The picture in the header of this post is the view from our bedroom from a particularly glorious, recent sunrise. I Tweeted a similar picture the other day and someone from Bitcoin Twitter seemed very interested in working with me to build a housing development that took advantage of our view. I have no idea whether he was being serious or joking, was a scammer of some sort or whatever but there is a bigger point. For us, there is no improving what we've built for ourselves. We live the life we want and have enough savings to make us comfortable all while living the day to day lives that we want. More money would be nice, who'd say no, but the diminishing return, assuming we could even be successful, would not be worth what we'd lose.
Take that paragraph and plug in your own details. Do you enjoy what you do every day? Are you happy at home? Do you have a little bit of saving that gives some peace of mind and optionality? How's your health and fitness? If you don't like your answers to those questions, what is your best path to better answers? Maybe take a beat to ponder that big changes, like a new job, might not be the best route to the outcome you want. Would a 50% pay increase be worth 100% more stress? There's no wrong answer which means that for some people that answer is no. Over the years I've had a couple of opportunities come my way, really not very many, one made sense, adding AdvisorShares to my plate because it did not take away my autonomy. There was another one that would have required spending more time down in Phoenix. It would have been a lot more money but turned my life inside out. Not worth it.
In a related note, I saw a meme from another Bitcoiner that showed a man with four balls and chains around his ankles representing his mortgage, car payment, student debt and credit card debt. He posture implied depression and the caption was "I'm so happy." The accompanying Tweet talked about Bitcoin fixing debt slavery. I'm not sure how Bitcoin fixes it but no matter because there is nothing new about being over indebted or living beyond your means to the point of being miserable.

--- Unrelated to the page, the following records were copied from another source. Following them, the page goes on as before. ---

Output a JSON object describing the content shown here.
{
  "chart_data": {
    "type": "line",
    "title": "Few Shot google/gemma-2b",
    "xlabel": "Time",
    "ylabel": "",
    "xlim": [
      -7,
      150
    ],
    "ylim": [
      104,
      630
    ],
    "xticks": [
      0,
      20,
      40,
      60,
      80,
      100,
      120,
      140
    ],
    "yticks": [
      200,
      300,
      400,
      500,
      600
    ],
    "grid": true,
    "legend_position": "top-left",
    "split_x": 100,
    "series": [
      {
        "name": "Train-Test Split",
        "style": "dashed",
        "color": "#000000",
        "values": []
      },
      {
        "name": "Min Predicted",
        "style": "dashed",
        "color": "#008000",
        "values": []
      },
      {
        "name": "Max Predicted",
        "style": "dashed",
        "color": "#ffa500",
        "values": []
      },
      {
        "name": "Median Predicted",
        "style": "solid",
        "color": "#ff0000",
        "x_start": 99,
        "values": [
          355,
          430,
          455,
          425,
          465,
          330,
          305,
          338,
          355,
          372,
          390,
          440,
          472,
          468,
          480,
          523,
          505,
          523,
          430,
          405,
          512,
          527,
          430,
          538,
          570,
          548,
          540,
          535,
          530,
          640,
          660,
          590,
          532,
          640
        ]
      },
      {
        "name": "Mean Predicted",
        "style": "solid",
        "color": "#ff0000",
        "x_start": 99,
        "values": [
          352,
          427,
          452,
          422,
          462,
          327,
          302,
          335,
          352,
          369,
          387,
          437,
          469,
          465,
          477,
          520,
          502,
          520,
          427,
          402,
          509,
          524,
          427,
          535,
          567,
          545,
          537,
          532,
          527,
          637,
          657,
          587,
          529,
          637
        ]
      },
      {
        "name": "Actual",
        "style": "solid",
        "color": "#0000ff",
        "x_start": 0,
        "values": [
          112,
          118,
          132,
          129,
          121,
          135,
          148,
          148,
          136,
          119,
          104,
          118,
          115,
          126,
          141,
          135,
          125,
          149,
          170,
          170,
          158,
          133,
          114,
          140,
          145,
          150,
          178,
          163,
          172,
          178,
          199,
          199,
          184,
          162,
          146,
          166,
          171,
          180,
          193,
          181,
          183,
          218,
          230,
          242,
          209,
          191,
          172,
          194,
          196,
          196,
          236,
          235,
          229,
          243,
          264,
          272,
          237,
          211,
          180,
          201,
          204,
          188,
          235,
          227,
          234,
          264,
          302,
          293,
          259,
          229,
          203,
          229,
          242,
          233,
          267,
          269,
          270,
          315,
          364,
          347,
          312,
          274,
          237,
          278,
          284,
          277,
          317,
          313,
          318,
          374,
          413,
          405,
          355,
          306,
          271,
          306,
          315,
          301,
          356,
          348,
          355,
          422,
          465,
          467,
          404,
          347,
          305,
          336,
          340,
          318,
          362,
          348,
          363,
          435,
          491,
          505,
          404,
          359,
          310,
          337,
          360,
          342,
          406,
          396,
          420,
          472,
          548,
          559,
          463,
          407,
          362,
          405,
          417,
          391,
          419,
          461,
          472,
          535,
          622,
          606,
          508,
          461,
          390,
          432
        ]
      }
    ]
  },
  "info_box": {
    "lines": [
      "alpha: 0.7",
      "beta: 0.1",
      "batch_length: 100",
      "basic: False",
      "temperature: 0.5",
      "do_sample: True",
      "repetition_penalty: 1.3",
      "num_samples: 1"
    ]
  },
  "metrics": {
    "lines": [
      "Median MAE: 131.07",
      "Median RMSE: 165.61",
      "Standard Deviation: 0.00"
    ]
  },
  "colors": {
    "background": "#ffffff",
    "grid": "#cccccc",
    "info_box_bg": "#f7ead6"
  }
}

This is a point we've made times here but is always worth remembering; every other aspect of your life becomes easier when you live below your means. One contributing factor to success here is knowing yourself and what you really value. Turning my life inside out would not have been worth it. I understood in real time what I value and what I don't. There are plenty of studies that show diminishing returns above a certain income. I was lucky to figure this out for myself pretty early but it is never too late. Who at 50 would prefer to add a ton of job stress? Someone's hand might be forced of course but is feeling miserable worth an extra few thousand a month? Again, everyone's circumstance is different but take a breath before you turn your life inside out.
Recently Nassim Taleb pivoted on Bitcoin, calling it a ponzi among other things, culminating in an appearance on CNBC the other day. This has given rise to what I will call Anti-Taleb Twitter which has pounded him for not understanding Bitcoin, economics in general and the list goes on. I've been transparent about why I own some bitcoin, for the asymmetric opportunity that I believe exists and that I learned about from Taleb 15 years ago or so when he talked about barbelling a portfolio into mostly safe holdings with a small exposure to risky assets that could go to the moon. The asymmetric opportunity of Bitcoin and recently I added a little Ethereum, is alive and well. It could go to a million or go to zero. But another Taleb idea, the longer Bitcoin goes without going to zero, the less likely it is to go to zero; Lindy. The concepts ring true to me but I disagree with his conclusion. So I am taking bits of process but I don't agree with everything. In Taleb's case, I don't agree with many of his conclusions but have still learned plenty.
Taleb is right that Bitcoin is not looking like it will be a medium of exchange anytime soon. That doesn't invalidate the anti fiat qualities that Bitcoin might end up having or if not anti fiat then maybe the benefit will just be making a wager and the wager paying off with no other outcome. I don't know what will happen with Bitcoin, for someone not in the BTC cult, like me, you don't have to know the outcome, you just need to understand the risk you're taking and size that risk in relation to your other portfolio assets accordingly.
One particular comment from Taleb earned him total ridicule, he said that instead of Bitcoin to hedge inflation, you should buy land and grow something like olives and make olive oil. People seemed to take this as his saying to store olive oil, a wasting asset, somewhere to hedge inflation. If that is what he meant, then yeah that's odd. I took his comment though to mean grow a crop of some sort and sell it. As you harvest foodstuffs every year or whatever, that new yield would price at current market levels, probably keeping up with inflation which would make more sense. I don't know the first thing about the economics of growing olives to sell olive oil but from where I live, I could probably relate to owning enough land to harvest firewood. A few years ago, a cord of juniper wood cost us about $250, our most recent purchase was almost double. You'd probably need quite a bit of acreage but the point of hedging inflation seems to stand up.
Regardless of my limited knowledge of crops, the construct that it should be one or the other, Bitcoin or olive oil, as everyone seems to be taking it, is false. There is nothing that prevents someone who actually knows something about growing a crop from owning a little Bitcoin...in an amount they are prepared to see go to zero.